Polyubiquitinated proteins, proteasome, and glycogen characterize the particle-rich cytoplasmic structure (PaCS) of neoplastic and fetal cells.

A particle-rich cytoplasmic structure (PaCS) concentrating ubiquitin–proteasome system (UPS) components and barrel-like particles in clear, cytoskeleton- and organelle-free areas has recently been described in some neoplasms and in genetic or infectious diseases at risk of neoplasia. Ultrastructurally similar particulate cytoplasmic structures, interpreted as glycogen deposits, have previously been reported in clear cell neoplasms and some fetal tissues.

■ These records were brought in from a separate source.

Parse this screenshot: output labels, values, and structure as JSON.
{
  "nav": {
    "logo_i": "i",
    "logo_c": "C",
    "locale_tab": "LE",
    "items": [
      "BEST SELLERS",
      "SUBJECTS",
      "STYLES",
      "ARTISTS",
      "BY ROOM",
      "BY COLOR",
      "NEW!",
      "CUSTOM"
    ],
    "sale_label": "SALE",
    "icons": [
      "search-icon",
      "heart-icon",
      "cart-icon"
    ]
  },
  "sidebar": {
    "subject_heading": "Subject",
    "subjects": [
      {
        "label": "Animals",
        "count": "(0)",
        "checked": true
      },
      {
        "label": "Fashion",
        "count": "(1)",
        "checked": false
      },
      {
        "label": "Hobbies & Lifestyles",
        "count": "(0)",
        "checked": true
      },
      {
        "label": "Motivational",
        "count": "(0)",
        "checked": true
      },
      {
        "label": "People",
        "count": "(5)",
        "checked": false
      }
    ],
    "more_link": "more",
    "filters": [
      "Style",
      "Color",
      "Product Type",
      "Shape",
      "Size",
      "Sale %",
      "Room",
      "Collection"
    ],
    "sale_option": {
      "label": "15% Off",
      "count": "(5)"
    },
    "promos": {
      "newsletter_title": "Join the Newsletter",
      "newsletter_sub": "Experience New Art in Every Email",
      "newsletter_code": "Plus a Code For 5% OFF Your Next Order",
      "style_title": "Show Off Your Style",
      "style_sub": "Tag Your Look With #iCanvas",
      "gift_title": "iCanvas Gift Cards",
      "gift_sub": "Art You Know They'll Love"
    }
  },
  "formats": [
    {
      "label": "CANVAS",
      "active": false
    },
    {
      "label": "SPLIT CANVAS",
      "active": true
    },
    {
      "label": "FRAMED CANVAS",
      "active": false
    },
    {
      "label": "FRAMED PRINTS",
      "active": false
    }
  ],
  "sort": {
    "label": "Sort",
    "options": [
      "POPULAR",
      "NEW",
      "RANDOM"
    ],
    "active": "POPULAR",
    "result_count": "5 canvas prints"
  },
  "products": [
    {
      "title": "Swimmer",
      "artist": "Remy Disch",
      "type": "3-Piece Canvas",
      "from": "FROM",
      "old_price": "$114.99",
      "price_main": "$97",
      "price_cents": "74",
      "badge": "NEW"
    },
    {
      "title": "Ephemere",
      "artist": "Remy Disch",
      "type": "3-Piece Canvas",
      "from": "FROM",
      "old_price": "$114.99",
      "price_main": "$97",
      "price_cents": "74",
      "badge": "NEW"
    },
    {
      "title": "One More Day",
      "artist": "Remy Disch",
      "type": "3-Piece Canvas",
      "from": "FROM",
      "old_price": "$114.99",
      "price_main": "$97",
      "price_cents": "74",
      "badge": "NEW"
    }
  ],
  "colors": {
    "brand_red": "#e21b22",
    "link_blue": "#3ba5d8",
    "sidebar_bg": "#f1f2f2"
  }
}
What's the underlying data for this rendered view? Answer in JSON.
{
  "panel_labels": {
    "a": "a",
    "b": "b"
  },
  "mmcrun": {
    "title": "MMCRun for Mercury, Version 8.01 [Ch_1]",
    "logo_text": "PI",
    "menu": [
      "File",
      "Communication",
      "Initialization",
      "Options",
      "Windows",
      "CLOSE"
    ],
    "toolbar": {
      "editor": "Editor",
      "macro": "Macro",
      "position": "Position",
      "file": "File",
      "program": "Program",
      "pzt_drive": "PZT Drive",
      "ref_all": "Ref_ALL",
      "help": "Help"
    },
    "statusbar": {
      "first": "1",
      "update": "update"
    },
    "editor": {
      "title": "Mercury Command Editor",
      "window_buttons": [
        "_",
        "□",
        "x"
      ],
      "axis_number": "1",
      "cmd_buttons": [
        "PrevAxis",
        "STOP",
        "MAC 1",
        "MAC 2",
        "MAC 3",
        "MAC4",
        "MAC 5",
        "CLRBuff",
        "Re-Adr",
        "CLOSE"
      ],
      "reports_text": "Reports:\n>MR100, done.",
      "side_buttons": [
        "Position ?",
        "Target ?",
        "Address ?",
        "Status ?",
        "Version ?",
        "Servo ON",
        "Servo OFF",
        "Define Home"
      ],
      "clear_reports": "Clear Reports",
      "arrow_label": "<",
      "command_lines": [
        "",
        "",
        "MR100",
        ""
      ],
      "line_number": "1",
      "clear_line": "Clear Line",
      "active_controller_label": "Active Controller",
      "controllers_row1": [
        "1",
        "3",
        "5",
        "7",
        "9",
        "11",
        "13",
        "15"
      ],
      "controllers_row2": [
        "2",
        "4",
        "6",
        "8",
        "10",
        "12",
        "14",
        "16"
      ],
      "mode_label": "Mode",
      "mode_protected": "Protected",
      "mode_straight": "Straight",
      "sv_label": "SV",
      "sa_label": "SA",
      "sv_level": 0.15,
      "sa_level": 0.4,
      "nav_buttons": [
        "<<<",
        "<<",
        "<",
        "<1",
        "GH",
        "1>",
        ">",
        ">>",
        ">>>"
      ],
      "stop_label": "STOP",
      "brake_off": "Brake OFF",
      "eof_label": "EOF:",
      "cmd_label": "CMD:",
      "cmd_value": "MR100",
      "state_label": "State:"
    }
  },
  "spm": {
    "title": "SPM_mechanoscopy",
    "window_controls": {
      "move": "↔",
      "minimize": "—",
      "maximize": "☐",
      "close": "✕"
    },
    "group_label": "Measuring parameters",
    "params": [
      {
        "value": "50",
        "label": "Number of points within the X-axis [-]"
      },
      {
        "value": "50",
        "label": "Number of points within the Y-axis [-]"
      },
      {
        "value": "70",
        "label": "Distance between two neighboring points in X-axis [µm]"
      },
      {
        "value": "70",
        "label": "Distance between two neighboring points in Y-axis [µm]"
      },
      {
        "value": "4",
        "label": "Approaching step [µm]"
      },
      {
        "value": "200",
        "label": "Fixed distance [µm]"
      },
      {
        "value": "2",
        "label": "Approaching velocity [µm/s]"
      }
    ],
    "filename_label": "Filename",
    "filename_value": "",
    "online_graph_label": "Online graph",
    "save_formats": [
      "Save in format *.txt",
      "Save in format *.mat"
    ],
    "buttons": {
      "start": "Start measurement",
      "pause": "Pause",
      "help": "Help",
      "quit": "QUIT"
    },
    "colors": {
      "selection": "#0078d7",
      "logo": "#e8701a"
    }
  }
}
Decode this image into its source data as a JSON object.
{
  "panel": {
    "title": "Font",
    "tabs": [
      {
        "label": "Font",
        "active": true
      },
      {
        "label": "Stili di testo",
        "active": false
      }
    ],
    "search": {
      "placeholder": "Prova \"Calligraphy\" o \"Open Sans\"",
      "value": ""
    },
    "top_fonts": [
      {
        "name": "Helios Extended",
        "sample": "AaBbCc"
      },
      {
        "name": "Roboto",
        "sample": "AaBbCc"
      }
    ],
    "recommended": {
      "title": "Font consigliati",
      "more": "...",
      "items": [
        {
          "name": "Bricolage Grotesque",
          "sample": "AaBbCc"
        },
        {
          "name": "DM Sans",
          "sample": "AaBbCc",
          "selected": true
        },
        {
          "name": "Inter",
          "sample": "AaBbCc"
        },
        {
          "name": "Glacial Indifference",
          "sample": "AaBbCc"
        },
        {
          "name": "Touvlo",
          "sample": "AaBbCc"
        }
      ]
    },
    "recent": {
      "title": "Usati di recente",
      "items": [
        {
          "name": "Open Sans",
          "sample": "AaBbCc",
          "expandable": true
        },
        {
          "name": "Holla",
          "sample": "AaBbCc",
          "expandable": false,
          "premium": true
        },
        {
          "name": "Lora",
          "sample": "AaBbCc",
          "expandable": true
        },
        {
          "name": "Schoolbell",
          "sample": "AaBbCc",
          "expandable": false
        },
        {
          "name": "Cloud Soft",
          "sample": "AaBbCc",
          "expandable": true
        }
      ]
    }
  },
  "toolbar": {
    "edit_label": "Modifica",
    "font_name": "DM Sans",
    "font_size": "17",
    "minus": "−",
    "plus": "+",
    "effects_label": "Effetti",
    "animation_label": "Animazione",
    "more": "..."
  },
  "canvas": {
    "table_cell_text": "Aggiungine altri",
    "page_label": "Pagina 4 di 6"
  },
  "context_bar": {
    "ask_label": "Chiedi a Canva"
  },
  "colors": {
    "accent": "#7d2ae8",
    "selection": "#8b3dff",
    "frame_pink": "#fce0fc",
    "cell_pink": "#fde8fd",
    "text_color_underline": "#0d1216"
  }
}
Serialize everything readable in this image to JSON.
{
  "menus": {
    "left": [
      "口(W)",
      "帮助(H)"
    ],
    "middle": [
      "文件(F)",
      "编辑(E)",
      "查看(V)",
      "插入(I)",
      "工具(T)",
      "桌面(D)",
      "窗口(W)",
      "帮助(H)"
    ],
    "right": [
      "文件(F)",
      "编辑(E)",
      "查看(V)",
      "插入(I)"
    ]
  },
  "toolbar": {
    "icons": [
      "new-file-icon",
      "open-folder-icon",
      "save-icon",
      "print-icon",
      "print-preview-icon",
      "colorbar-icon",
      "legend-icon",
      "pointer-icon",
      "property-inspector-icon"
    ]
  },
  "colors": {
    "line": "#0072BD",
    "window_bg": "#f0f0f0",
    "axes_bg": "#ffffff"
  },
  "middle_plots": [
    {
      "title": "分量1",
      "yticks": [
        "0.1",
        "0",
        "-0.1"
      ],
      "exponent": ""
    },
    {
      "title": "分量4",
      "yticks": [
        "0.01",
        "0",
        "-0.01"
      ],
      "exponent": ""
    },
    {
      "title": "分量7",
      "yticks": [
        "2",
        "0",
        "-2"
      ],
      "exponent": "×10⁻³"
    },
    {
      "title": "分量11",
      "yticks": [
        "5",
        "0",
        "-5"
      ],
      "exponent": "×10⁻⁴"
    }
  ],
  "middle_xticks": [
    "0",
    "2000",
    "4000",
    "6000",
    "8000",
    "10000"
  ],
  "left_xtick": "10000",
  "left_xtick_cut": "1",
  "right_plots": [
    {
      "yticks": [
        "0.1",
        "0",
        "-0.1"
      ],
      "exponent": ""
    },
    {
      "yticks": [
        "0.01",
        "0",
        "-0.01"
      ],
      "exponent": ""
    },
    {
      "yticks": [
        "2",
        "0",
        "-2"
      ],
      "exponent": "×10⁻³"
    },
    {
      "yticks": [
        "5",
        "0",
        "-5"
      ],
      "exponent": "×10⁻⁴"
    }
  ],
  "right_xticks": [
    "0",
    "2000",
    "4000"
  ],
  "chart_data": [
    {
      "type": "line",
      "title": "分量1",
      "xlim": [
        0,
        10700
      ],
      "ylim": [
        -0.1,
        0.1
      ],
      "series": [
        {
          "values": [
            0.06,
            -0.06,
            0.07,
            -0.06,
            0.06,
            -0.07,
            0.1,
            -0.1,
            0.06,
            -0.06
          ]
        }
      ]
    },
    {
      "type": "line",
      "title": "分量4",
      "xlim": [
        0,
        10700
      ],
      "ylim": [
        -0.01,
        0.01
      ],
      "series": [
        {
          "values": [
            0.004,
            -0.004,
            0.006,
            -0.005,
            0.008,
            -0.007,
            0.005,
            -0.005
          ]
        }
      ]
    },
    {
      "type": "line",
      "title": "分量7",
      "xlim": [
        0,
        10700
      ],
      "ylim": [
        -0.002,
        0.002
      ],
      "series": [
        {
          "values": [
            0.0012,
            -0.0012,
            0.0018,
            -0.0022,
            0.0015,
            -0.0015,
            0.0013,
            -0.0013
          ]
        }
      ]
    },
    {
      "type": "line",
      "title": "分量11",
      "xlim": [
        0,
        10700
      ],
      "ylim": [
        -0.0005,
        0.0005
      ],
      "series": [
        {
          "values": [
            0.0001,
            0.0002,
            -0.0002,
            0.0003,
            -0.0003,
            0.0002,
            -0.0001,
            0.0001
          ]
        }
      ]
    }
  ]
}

It remains to be investigated whether the two structures are the same, colocalize UPS components and polysaccharides, and have a role in highly proliferative cells such as fetal and neoplastic cells. We used immunogold electron microscopy and confocal immunofluorescence microscopy to examine human and mouse fetal tissues and human neoplasms. Fetal and neoplastic cells both showed colocalization of polyubiquitinated proteins, 19S and 20S proteasomes, and polysaccharides, both glycogen and chondroitin sulfate, inside cytoplasmic structures showing all distinctive features of PaCSs. Poorly demarcated and/or hybrid (ribosomes admixed) UPS- and glycogen-enriched areas, likely stages in PaCS development, were also seen in some fetal cells, with special reference to those, like primary alveolar pulmonary cells or pancreatic centroacinar cells, having a crucial role in organogenesis. UPS- and glycogen-rich PaCSs developed extensively in clear cell neoplasms of the kidney, ovary, pancreas and other organs, as well as, in infantile, development-related tumors replicating fetal patterns, such as choroid plexus papilloma. UPS-mediated, ATP-dependent proteolysis and its potential energy source, glycogen metabolism, may have a crucial, synergic role in embryo-/organogenesis and carcinogenesis.